The Acropolis Museum (Greek: Μουσείο Ακρόπολης / Mouseio Akropolis) is focused on the archeological findings made at Acropolis in Athens. It is a successor to the old Acropolis Museum in Athens, which was built in the 19th century. The modern Acropolis Museum opened to the public in 2009 and is home to well over 4,000 objects exhibited over an area of 14,000 square meters.
The Acropolis of Athens is an ancient citadel located on a rocky outcrop above the city. It is renowned for its ancient buildings of great architectural and historic significance, the most famous being the Parthenon.
The artifacts in the Acropolis Museum have been found on the rock and on the surrounding slopes. A majority of the objecst are from the Greek Bronze Age, the Roman Era or Byzanthine Athens.
The museum was built over an ancient road, and is just 280 meters away from Parthenon. As the museum is located right on top of an archeological site, excavations are continously going on below the ground level of the museum, and visitors can watch the process through the glass flooring.
Since June 2019, visitors have also been permitted to walk through an excavation site underneath the building.
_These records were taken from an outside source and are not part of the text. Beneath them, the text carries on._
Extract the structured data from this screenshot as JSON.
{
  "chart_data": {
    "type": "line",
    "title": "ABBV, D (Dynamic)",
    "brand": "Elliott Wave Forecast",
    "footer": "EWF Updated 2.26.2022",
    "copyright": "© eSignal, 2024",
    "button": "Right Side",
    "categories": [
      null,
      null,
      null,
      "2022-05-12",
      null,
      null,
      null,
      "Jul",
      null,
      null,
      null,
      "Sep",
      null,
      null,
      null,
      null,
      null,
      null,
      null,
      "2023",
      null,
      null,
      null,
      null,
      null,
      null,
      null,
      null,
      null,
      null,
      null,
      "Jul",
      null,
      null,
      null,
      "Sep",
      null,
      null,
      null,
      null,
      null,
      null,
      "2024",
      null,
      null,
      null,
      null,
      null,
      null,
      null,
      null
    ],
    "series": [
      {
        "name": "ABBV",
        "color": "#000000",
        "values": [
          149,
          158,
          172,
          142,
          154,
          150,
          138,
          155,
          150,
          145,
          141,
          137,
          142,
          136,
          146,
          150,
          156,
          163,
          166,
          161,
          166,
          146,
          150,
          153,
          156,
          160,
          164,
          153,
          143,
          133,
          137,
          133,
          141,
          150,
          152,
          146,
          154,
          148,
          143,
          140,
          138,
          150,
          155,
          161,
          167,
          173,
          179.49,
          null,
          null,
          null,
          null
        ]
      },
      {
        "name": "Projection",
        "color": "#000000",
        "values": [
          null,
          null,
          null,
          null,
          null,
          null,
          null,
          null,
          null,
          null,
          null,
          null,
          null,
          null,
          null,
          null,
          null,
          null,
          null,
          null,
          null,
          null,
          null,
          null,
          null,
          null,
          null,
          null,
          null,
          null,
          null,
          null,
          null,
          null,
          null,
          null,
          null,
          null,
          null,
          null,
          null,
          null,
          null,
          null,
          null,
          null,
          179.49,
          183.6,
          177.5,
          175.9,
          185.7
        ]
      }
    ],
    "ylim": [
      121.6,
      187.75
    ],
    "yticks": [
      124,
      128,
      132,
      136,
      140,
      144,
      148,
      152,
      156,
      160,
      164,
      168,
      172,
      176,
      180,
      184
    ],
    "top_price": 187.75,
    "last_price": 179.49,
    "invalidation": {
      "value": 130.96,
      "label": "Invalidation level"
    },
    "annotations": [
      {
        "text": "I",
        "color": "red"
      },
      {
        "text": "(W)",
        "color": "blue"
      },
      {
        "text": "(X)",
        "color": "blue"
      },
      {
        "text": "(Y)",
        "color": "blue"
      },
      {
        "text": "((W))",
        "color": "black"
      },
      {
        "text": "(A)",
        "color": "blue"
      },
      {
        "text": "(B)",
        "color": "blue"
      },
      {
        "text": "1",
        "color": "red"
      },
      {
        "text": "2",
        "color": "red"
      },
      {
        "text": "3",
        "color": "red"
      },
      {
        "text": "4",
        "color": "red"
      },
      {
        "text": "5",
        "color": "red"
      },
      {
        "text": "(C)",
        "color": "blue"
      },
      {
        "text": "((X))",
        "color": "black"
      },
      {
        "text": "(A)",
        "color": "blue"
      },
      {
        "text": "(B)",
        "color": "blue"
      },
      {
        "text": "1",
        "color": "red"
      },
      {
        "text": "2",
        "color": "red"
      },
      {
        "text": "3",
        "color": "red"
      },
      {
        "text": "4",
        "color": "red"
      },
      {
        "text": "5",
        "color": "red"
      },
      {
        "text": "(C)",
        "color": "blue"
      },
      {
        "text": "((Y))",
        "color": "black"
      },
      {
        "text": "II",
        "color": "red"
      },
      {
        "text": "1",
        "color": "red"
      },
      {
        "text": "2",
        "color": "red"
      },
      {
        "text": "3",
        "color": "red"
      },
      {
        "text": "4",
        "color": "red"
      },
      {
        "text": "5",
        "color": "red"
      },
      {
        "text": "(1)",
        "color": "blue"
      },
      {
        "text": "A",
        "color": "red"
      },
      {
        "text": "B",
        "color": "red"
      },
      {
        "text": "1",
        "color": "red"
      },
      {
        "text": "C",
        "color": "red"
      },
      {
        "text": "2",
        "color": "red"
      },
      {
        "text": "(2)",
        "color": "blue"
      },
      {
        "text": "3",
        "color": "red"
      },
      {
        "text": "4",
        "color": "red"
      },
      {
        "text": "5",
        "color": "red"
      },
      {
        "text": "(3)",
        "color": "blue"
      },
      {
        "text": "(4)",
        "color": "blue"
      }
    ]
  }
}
It is the excavation of an ancient neighbhourhood with artefacts from the Classical era and onward to Byzantine times.
Examples of objects displayed in the museum
- Moschoporos, “The Calf Bearer”, is an ancient Greek statue dated to circa 560 BCE. It was excavated in fragments in the Perserschutt (ceremonial dump) in the Acropolis in Athens in 1864.
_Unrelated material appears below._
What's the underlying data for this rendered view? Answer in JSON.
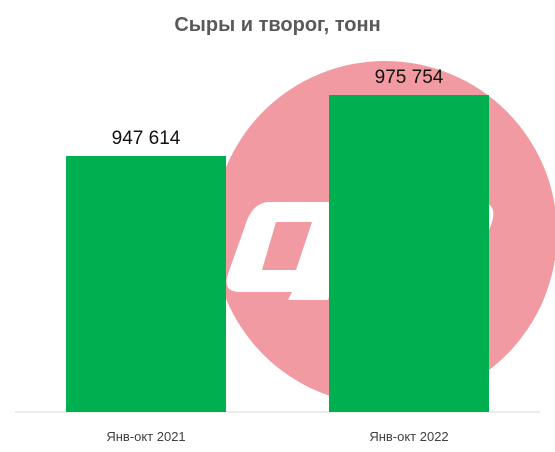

- The Blond Kouros’s Head of the Acropolis is the marble head of what was once a complete statue of a young man. It was created around the year 480 BCE. The head, and parts of the pelvis, was discovered on the Acropolis in 192 Originally, the curcly hair was painted yellow.
- The Peplos Kore is a white fine-grained Parian marble statue of a girl, dated to circa 530 BC. It is one of the most famous examples of Archaic Greek art. The statue was discovered on the Erechtheion on Acropolis, in three pieces, in 1886. Kore means girl/young woman and peplos is the type of shawl-like garnment that she is wearing.
- The Kritian Boy was sculptured during the Early Classical period. It was discovered during excavations of the Perserschutt in 1866, and is believed to have been discarded there by Athenians after being partly destroyed by the marauding Persian army in 480 BCE.
- The Parthenon frieze is a high-relief pentelic marble sculpture created between circa 443 and 437 BCE. It was created as an adorment for the Parthenon. The frieze originally spanned 160 meters, but only 128 meters have survived into our time, since part of it was destroyed by Venetian bombardment in the 1600s.
A majority of the surviving frieze is exhibited as part of the Elegin Marlbes in the British Museum in the UK, but you can also see a sizeble part of it in the Acropolis Museum.
Where is the museum?
The museum is built on the southeastern slope of the Acropolis hill, over an ancient road that led up to the sacred rock in classical times. The main entrance to the museum is accessible from Dionysiou Areopagitou Street, not far from the metro station.
Address: Dionysiou Areopagitou Street, Athens, Greece
Coordinates: 37.969108°N 2728299°E
Closest metro station: Akropoli (Line 2/Red)
The old Acropolis Museum in Athens was opened in 1874 and expanded in the 1950s, but even after the expansion, it wasn’t large enough to house all the new artifacts continously discovered during excavations of the Acropolis in the city.
Another reason to construct a new museum was Greece’s increased efforts to make museums around the world give back artifacts originating from the Acropolis of Athens. The British Museum was for instance very reluctant to return the famous Parthenon Marbles, claiming that the old Acropolis Museum wasn’t fit to preserve and exhibit them.
The first architectual competition to design a new museum was held as early as 1979, but a long series of imbroglios and snarl-ups resulted in three more competitions being held before cosntruction actually started in earnest, and the museum wasn’t ready to receive any artifacts until 2007. Also, the fourth competition had not included any provisions for the preservation of the ancient site, and this was not rectified until both local and international campaigners put sufficient pressure on the Greek authorities.
The moving of artifacts from the old museum building to the new started in October 2007 and was completed in four months.